Abstract The pharmacological treatment of epilepsy is often complex, involving lack of efficacy in several patients due to individual characteristics and profound side effects from current drugs such as sedation, motor impairment and teratogenesis. In the context of drug development for epilepsy, animal venoms represent an important source of new neuroactive molecules acting in different targets such as ion channels and neurotransmitter receptor. In this work we investigated the antiepileptic potential of compounds isolated from the venom of Parawixia bistriata spider. One compound, named here as Parawixin-11, revealed anticonvulsivant effect against seizures induced by bicuculline, pentylenetetrazole, strychnine, pilocarpine and NMDA in a dose-response manner. We also investigated whether the intracerebroventricular administration of Parawixin-11 induced significant motor or cognitive impairment in rats submitted to three tests: open field, rotarod and Morris water maze.

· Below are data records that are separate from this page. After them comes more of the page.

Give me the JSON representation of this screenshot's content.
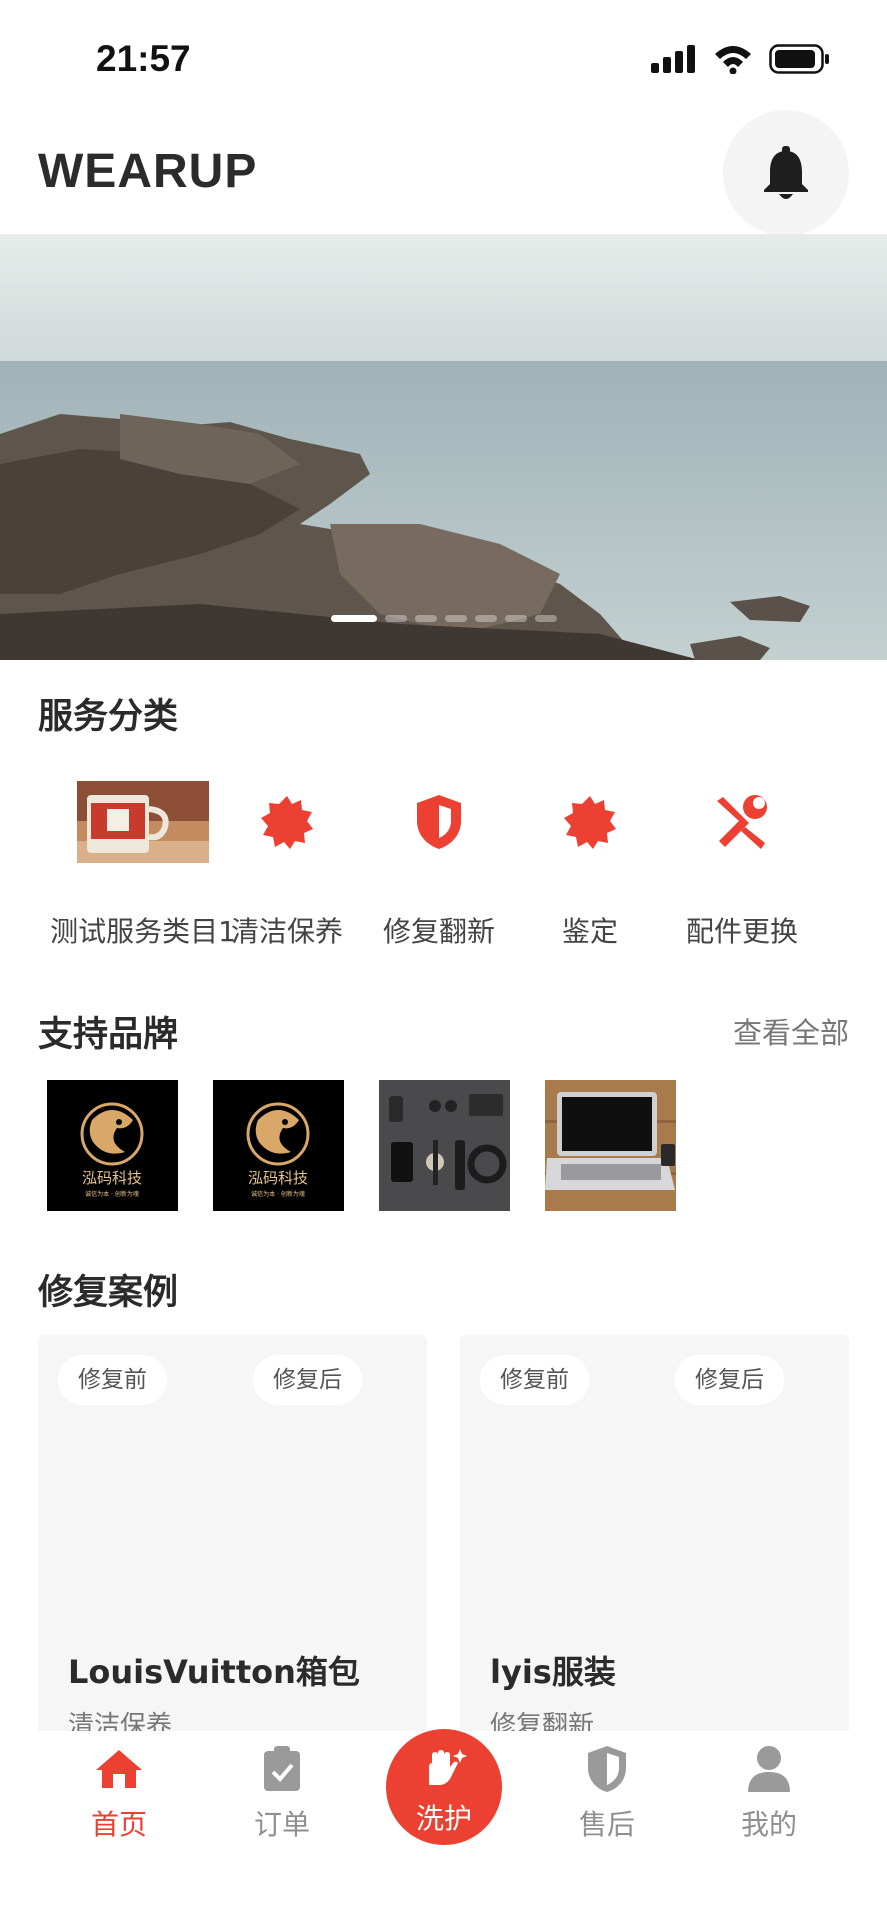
{
  "status": {
    "time": "21:57"
  },
  "header": {
    "title": "WEARUP"
  },
  "banner": {
    "dot_count": 7,
    "active_dot": 0
  },
  "services": {
    "title": "服务分类",
    "items": [
      {
        "label": "测试服务类目1",
        "icon": "mug-photo"
      },
      {
        "label": "清洁保养",
        "icon": "badge-icon"
      },
      {
        "label": "修复翻新",
        "icon": "shield-icon"
      },
      {
        "label": "鉴定",
        "icon": "badge-icon"
      },
      {
        "label": "配件更换",
        "icon": "tools-icon"
      }
    ]
  },
  "brands": {
    "title": "支持品牌",
    "view_all": "查看全部",
    "items": [
      {
        "name": "泓码科技",
        "tagline": "诚信为本 · 创新为魂",
        "kind": "logo"
      },
      {
        "name": "泓码科技",
        "tagline": "诚信为本 · 创新为魂",
        "kind": "logo"
      },
      {
        "kind": "flatlay-photo"
      },
      {
        "kind": "laptop-photo"
      }
    ]
  },
  "cases": {
    "title": "修复案例",
    "before_label": "修复前",
    "after_label": "修复后",
    "items": [
      {
        "title": "LouisVuitton箱包",
        "category": "清洁保养"
      },
      {
        "title": "lyis服装",
        "category": "修复翻新"
      }
    ]
  },
  "tabbar": {
    "items": [
      {
        "label": "首页",
        "icon": "home-icon",
        "active": true
      },
      {
        "label": "订单",
        "icon": "clipboard-check-icon",
        "active": false
      },
      {
        "label": "洗护",
        "icon": "hand-sparkle-icon",
        "active": false
      },
      {
        "label": "售后",
        "icon": "shield-half-icon",
        "active": false
      },
      {
        "label": "我的",
        "icon": "person-icon",
        "active": false
      }
    ]
  },
  "colors": {
    "accent": "#ec4132",
    "text": "#2b2b2b",
    "muted": "#8f8f8f"
  }
}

No difference was observed on exploration or movement when animals were treated with either 0.3, 0.2 or 0.1 ug of Parawixin-11. An increased latency to find platform was observed in the acquisition phase of the Morris water maze test even though no difference in retention of spatial memory was observed. Considering that Parawixin-11 was more potent against NMDA induced crisis, we hypothesize that this molecule might be modulating the glutamatergic system, consistent with the mechanism of several spider polyamines.